1

I have a structure having 3 integers in [1, 1000] and string.

I need to represent it in 32 bit number such that two structures differing in at least one field would produce different codes, while structures having the same content consistently produce the same code. Usually one of the integer fields would be increased in several units. This should necessarily produce a different code.

At first, I thought to format the structure fields to a string in a constant format and then to hash it using GetHashCode function of String class. But then I read here in some discussions that repeating process runs on the same input don't necessary produce the same hash output. First of all, is this true in .NET 4? It's important to me, because the hash values should be persisted and stay consistent over process runs. I also saw here suggestions to perform bitwise operations of results of the platform GetHashCode applied on each structure field using prime numbers. But here again, apparently I can't count on the consistent result of the process runs.

If I use cryptographic hash functions, I exceed 32 bit.

If I didn't have a string field, I would compose the code as a 32 bit array from the numeric fields. May be it's worth to XOR such bit array with the string field GetHashCode result? Do I increase chances that repeating run on some input will produce the same hash output?

What would you suggest to do?

John Saunders
  • 160,644
  • 26
  • 247
  • 397
  • 2
    You need a perfect hash if you would like to avoid collisions. Can you uniquely describe each of your structures in just 32 bits? Also, you have no guarantees as to the stability of the built-in hash functions (and you should not either).
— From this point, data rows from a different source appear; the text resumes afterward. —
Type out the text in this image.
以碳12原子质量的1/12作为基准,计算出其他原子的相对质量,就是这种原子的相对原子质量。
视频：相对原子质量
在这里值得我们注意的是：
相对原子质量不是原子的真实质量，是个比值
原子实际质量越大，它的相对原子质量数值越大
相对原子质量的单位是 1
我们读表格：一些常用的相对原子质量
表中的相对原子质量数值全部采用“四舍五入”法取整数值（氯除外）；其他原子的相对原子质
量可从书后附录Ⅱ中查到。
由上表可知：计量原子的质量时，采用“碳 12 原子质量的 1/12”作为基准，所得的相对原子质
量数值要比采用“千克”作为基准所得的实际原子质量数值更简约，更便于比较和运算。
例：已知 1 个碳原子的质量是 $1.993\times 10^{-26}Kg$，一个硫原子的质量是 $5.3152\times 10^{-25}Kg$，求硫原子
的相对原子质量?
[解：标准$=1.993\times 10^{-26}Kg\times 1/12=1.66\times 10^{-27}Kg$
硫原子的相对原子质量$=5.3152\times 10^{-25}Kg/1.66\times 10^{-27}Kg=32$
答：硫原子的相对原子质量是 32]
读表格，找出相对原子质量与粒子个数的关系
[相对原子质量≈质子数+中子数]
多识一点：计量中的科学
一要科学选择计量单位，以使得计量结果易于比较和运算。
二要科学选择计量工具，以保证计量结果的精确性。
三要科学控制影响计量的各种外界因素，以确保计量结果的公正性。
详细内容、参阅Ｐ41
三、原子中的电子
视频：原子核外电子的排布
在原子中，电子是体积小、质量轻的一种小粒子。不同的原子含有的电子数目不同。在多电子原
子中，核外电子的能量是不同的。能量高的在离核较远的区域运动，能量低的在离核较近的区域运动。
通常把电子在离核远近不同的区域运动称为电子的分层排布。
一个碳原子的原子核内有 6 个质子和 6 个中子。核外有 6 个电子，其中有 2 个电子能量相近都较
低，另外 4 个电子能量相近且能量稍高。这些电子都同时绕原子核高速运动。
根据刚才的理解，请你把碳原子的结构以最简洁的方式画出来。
So what are you using this "hash" for? – user7116 Mar 04 '13 at 22:25
  • possible duplicate of [Create a hashcode of two numbers](http://stackoverflow.com/questions/892618/create-a-hashcode-of-two-numbers) – stakx - no longer contributing Mar 04 '13 at 22:26
  • @sixlettervariables A perfect hash would require knowing the entire value space up front, right? (And for it to contain less than 2**32 elements.) – millimoose Mar 04 '13 at 22:48
  • @user2132086: Are all four fields part of the "identification" of the struct, or are one or more of them simply an "attribute" (to borrow DB terminology)? – Pieter Geerkens Mar 05 '13 at 00:40
  • @PieterGeerkens Yes, all the fields together combine the key – user2132086 Mar 05 '13 at 10:39
  • @user2132086: so why does the key *need* to be 32bits? Besides, you probably do not want a *hash code* per se, as you'll run into some implementation problems if you attempt to persist these. – user7116 Mar 05 '13 at 16:49

3 Answers3

1

If you had the following:

struct 
{
    int A;
    int B;
    int C;
}

Assuming A, B, C are in the range [1, 1000]. It is possible to create a "perfect hash" (without collision) since A, B, C can have each 1000 different possible values. Indeed, log2(1000^3) <= 32 (1000^3 is the number of possible values of the sturcture and the log2 is used to get the number of bits required to store all these values without collision and 32 is the number of bits of an integer).

int MyHashCode()
{
    return 1000 * (1000 * (A - 1) + (B - 1)) + (C - 1);  // There is no overflow or collision since A, B, C are in the range [1, 1000]
}

We can simplify it by using a weaker condition: A, B, C are in the range [0, 1000]:

int MyHashCode()
{
    return 1001 * (1001 * A + B) + C;  // There is no overflow or collision since A, B, C are in the range [0, 1000]
}

Update

Given that your structure contains a string inside it. What you want to achieve is impossible. Because the string can represent an infinite number of values.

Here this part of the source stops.